BOTANY is your thing??!!? Along with everything else!? Jeepers. Is there anything you don't know?

mrsfife said...

We discovered Brussels sprouts rather late, when the fancy stores began stocking them. My mom cooks them like cabbage, but they taste so much better, especially the buttery centre!
Now where I live I see them sometimes, too, but the quality isn't always good...

Liz said...

I love Brussels sprouts - could eat them every day when they're in season... Interesting info - thanks!

Amy Lane said...

I love brussel sprouts... with lots of salty butter... the eternal nutritional paradox, right?

WikiBobo said...

After reading this, I started eating my apple.
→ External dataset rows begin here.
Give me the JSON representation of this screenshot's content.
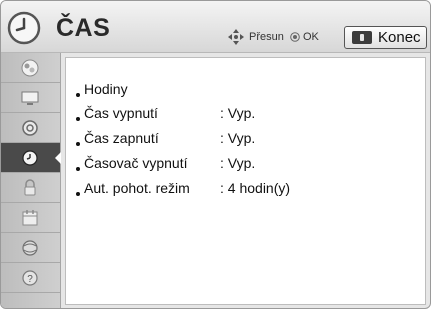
{
  "header": {
    "title": "ČAS",
    "hint_move_label": "Přesun",
    "hint_ok_label": "OK",
    "exit_label": "Konec"
  },
  "sidebar": {
    "items": [
      {
        "icon": "picture-icon"
      },
      {
        "icon": "screen-icon"
      },
      {
        "icon": "speaker-icon"
      },
      {
        "icon": "clock-icon",
        "active": true
      },
      {
        "icon": "lock-icon"
      },
      {
        "icon": "calendar-icon"
      },
      {
        "icon": "network-icon"
      },
      {
        "icon": "help-icon"
      }
    ]
  },
  "menu": {
    "items": [
      {
        "label": "Hodiny",
        "separator": "",
        "value": ""
      },
      {
        "label": "Čas vypnutí",
        "separator": ":",
        "value": "Vyp."
      },
      {
        "label": "Čas zapnutí",
        "separator": ":",
        "value": "Vyp."
      },
      {
        "label": "Časovač vypnutí",
        "separator": ":",
        "value": "Vyp."
      },
      {
        "label": "Aut. pohot. režim",
        "separator": ":",
        "value": "4 hodin(y)"
      }
    ]
  },
  "colors": {
    "header_bg": "#e0e0e0",
    "active_item_bg": "#4a4a4a",
    "content_bg": "#ffffff"
  }
}
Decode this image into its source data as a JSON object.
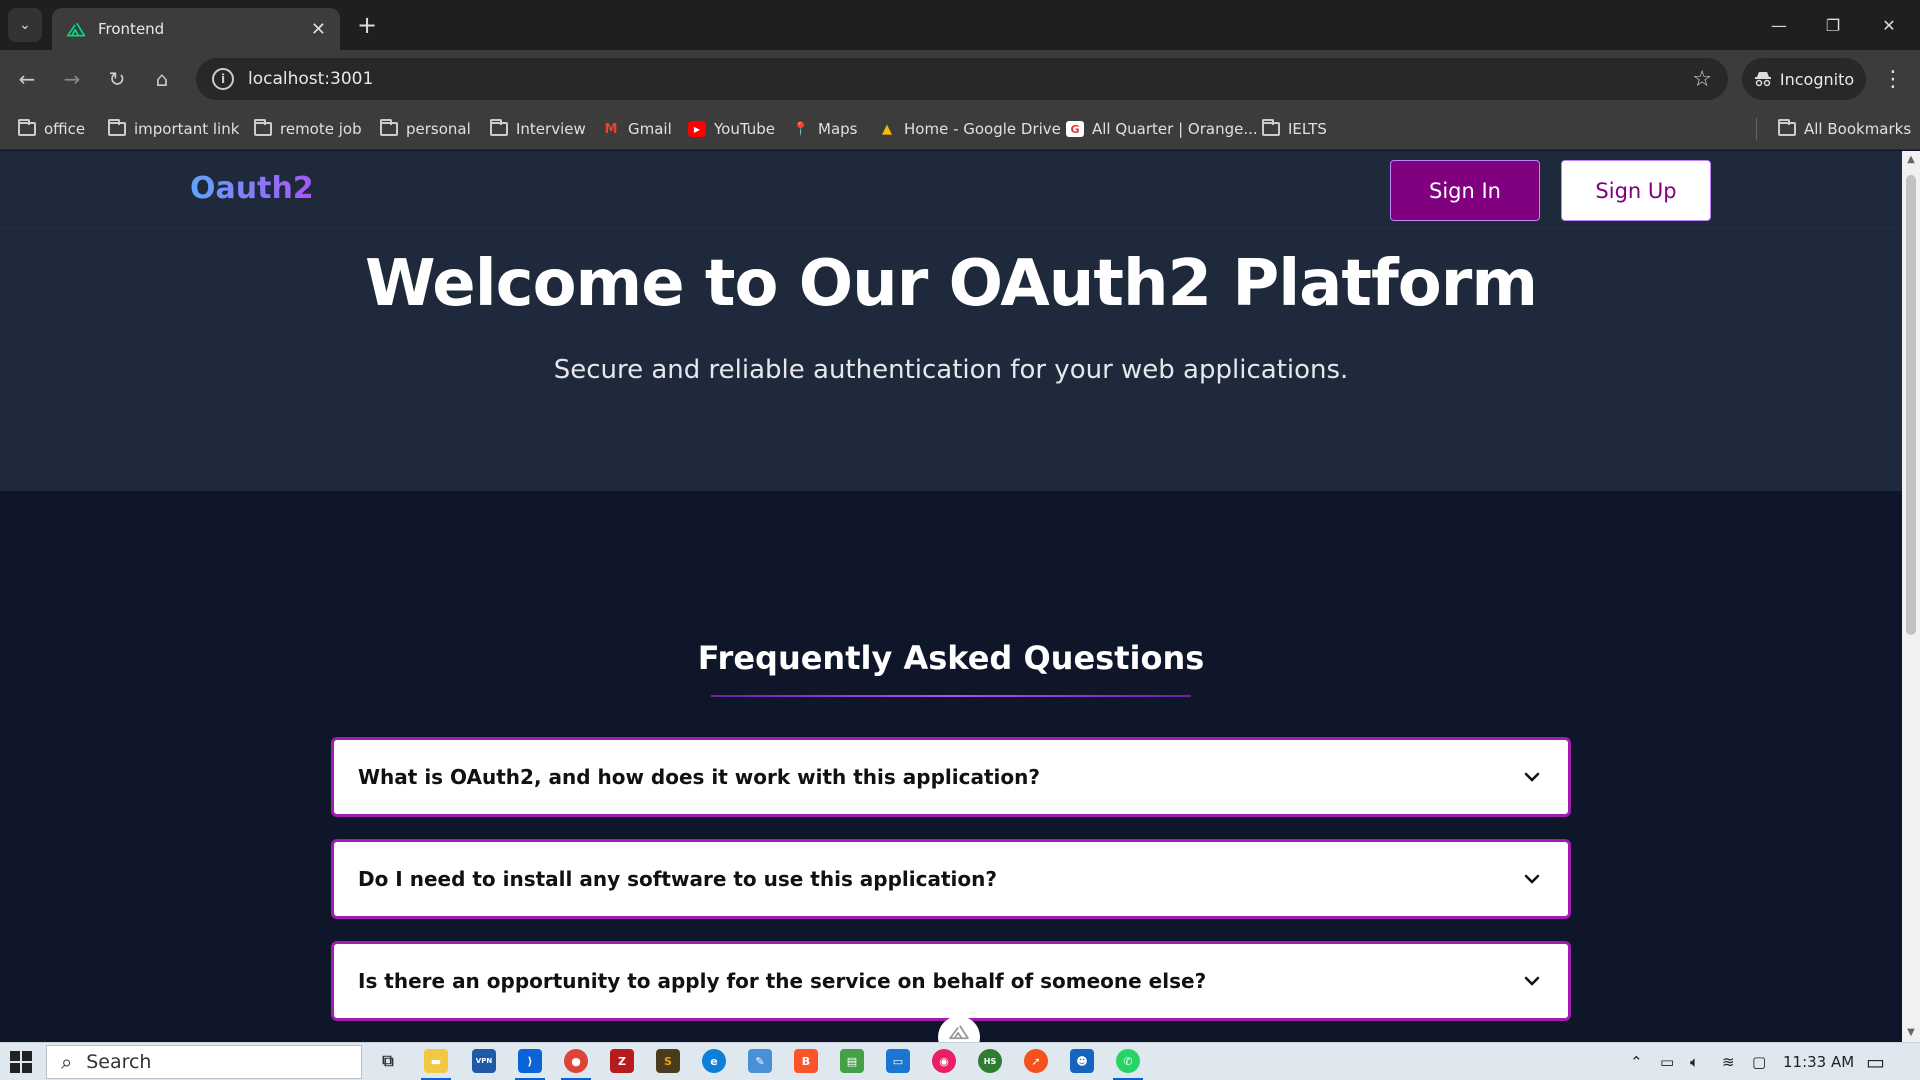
{
  "browser": {
    "tab_title": "Frontend",
    "url": "localhost:3001",
    "incognito_label": "Incognito",
    "bookmarks": [
      {
        "label": "office",
        "icon": "folder-icon"
      },
      {
        "label": "important link",
        "icon": "folder-icon"
      },
      {
        "label": "remote job",
        "icon": "folder-icon"
      },
      {
        "label": "personal",
        "icon": "folder-icon"
      },
      {
        "label": "Interview",
        "icon": "folder-icon"
      },
      {
        "label": "Gmail",
        "icon": "gmail-icon"
      },
      {
        "label": "YouTube",
        "icon": "youtube-icon"
      },
      {
        "label": "Maps",
        "icon": "maps-icon"
      },
      {
        "label": "Home - Google Drive",
        "icon": "drive-icon"
      },
      {
        "label": "All Quarter | Orange...",
        "icon": "site-icon"
      },
      {
        "label": "IELTS",
        "icon": "folder-icon"
      }
    ],
    "all_bookmarks_label": "All Bookmarks"
  },
  "navbar": {
    "logo": "Oauth2",
    "signin_label": "Sign In",
    "signup_label": "Sign Up"
  },
  "hero": {
    "title": "Welcome to Our OAuth2 Platform",
    "subtitle": "Secure and reliable authentication for your web applications."
  },
  "faq": {
    "title": "Frequently Asked Questions",
    "items": [
      {
        "question": "What is OAuth2, and how does it work with this application?"
      },
      {
        "question": "Do I need to install any software to use this application?"
      },
      {
        "question": "Is there an opportunity to apply for the service on behalf of someone else?"
      }
    ]
  },
  "taskbar": {
    "search_placeholder": "Search",
    "time": "11:33 AM"
  },
  "colors": {
    "brand_purple": "#800080",
    "hero_bg": "#1e293b",
    "page_bg": "#0f1629",
    "faq_border": "#a21caf"
  }
}
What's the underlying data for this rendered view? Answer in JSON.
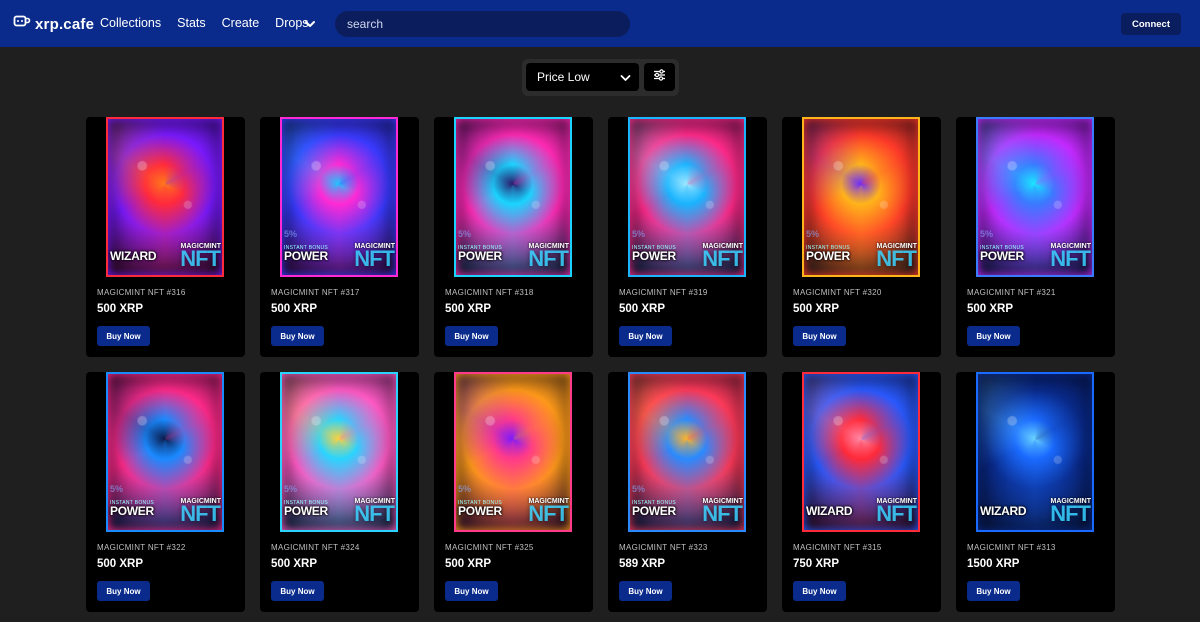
{
  "header": {
    "logo_text": "xrp.cafe",
    "nav": [
      "Collections",
      "Stats",
      "Create",
      "Drops"
    ],
    "search_placeholder": "search",
    "connect_label": "Connect"
  },
  "sort": {
    "selected": "Price Low"
  },
  "buy_label": "Buy Now",
  "cards": [
    {
      "name": "MAGICMINT NFT #316",
      "price": "500 XRP",
      "label": "WIZARD",
      "brand": "MAGICMINT",
      "nft": "NFT",
      "colors": [
        "#ff2a3c",
        "#7a1aff",
        "#ff7a1a"
      ]
    },
    {
      "name": "MAGICMINT NFT #317",
      "price": "500 XRP",
      "label": "POWER",
      "bonus": "INSTANT BONUS",
      "percent": "5%",
      "brand": "MAGICMINT",
      "nft": "NFT",
      "colors": [
        "#ff2ad4",
        "#3a3aff",
        "#1ac8ff"
      ]
    },
    {
      "name": "MAGICMINT NFT #318",
      "price": "500 XRP",
      "label": "POWER",
      "bonus": "INSTANT BONUS",
      "percent": "5%",
      "brand": "MAGICMINT",
      "nft": "NFT",
      "colors": [
        "#1ad4ff",
        "#ff2ab4",
        "#2a1a6a"
      ]
    },
    {
      "name": "MAGICMINT NFT #319",
      "price": "500 XRP",
      "label": "POWER",
      "bonus": "INSTANT BONUS",
      "percent": "5%",
      "brand": "MAGICMINT",
      "nft": "NFT",
      "colors": [
        "#1ab4ff",
        "#ff2a8a",
        "#a0e8ff"
      ]
    },
    {
      "name": "MAGICMINT NFT #320",
      "price": "500 XRP",
      "label": "POWER",
      "bonus": "INSTANT BONUS",
      "percent": "5%",
      "brand": "MAGICMINT",
      "nft": "NFT",
      "colors": [
        "#ffb41a",
        "#ff3a2a",
        "#6a2aff"
      ]
    },
    {
      "name": "MAGICMINT NFT #321",
      "price": "500 XRP",
      "label": "POWER",
      "bonus": "INSTANT BONUS",
      "percent": "5%",
      "brand": "MAGICMINT",
      "nft": "NFT",
      "colors": [
        "#3a7aff",
        "#c42aff",
        "#1ae8ff"
      ]
    },
    {
      "name": "MAGICMINT NFT #322",
      "price": "500 XRP",
      "label": "POWER",
      "bonus": "INSTANT BONUS",
      "percent": "5%",
      "brand": "MAGICMINT",
      "nft": "NFT",
      "colors": [
        "#1a8aff",
        "#ff2a8a",
        "#0a1a4a"
      ]
    },
    {
      "name": "MAGICMINT NFT #324",
      "price": "500 XRP",
      "label": "POWER",
      "bonus": "INSTANT BONUS",
      "percent": "5%",
      "brand": "MAGICMINT",
      "nft": "NFT",
      "colors": [
        "#2ad4ff",
        "#ff5ac4",
        "#ffd23a"
      ]
    },
    {
      "name": "MAGICMINT NFT #325",
      "price": "500 XRP",
      "label": "POWER",
      "bonus": "INSTANT BONUS",
      "percent": "5%",
      "brand": "MAGICMINT",
      "nft": "NFT",
      "colors": [
        "#ff3a8a",
        "#ff9a1a",
        "#7a1aff"
      ]
    },
    {
      "name": "MAGICMINT NFT #323",
      "price": "589 XRP",
      "label": "POWER",
      "bonus": "INSTANT BONUS",
      "percent": "5%",
      "brand": "MAGICMINT",
      "nft": "NFT",
      "colors": [
        "#2a8aff",
        "#ff3a5a",
        "#ffb42a"
      ]
    },
    {
      "name": "MAGICMINT NFT #315",
      "price": "750 XRP",
      "label": "WIZARD",
      "brand": "MAGICMINT",
      "nft": "NFT",
      "colors": [
        "#ff2a3a",
        "#2a5aff",
        "#ff8aa8"
      ]
    },
    {
      "name": "MAGICMINT NFT #313",
      "price": "1500 XRP",
      "label": "WIZARD",
      "brand": "MAGICMINT",
      "nft": "NFT",
      "colors": [
        "#1a6aff",
        "#0a2a8a",
        "#6ad4ff"
      ]
    }
  ]
}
I'll steam broccoli and cauliflower tomorrow in homage.

Ann said...

This was really interesting--thanks for explaining why it's so hard to tell which plants in my garden are cabbage, which are broccoli, and which are cauliflower!

Sherry said...

Yummy little bugers. Try stir frying bacon and garlic till crisp, take out the bacon and garlic and wipe the wok clean of grease. Add 1.5 lbs sprouts cleaned and cut in half, 1.5 cups water, 1 tsp sugar, 2 tablespoons of butter and a little salt. Cook till water reduces to 1/3. Add the bacon and garlic back in, cook 1 to 2 minutes and serve. Remember to share baby share!!

cavewomancafe said...

This post made me laugh out loud! Great writing and good fodder for the grist.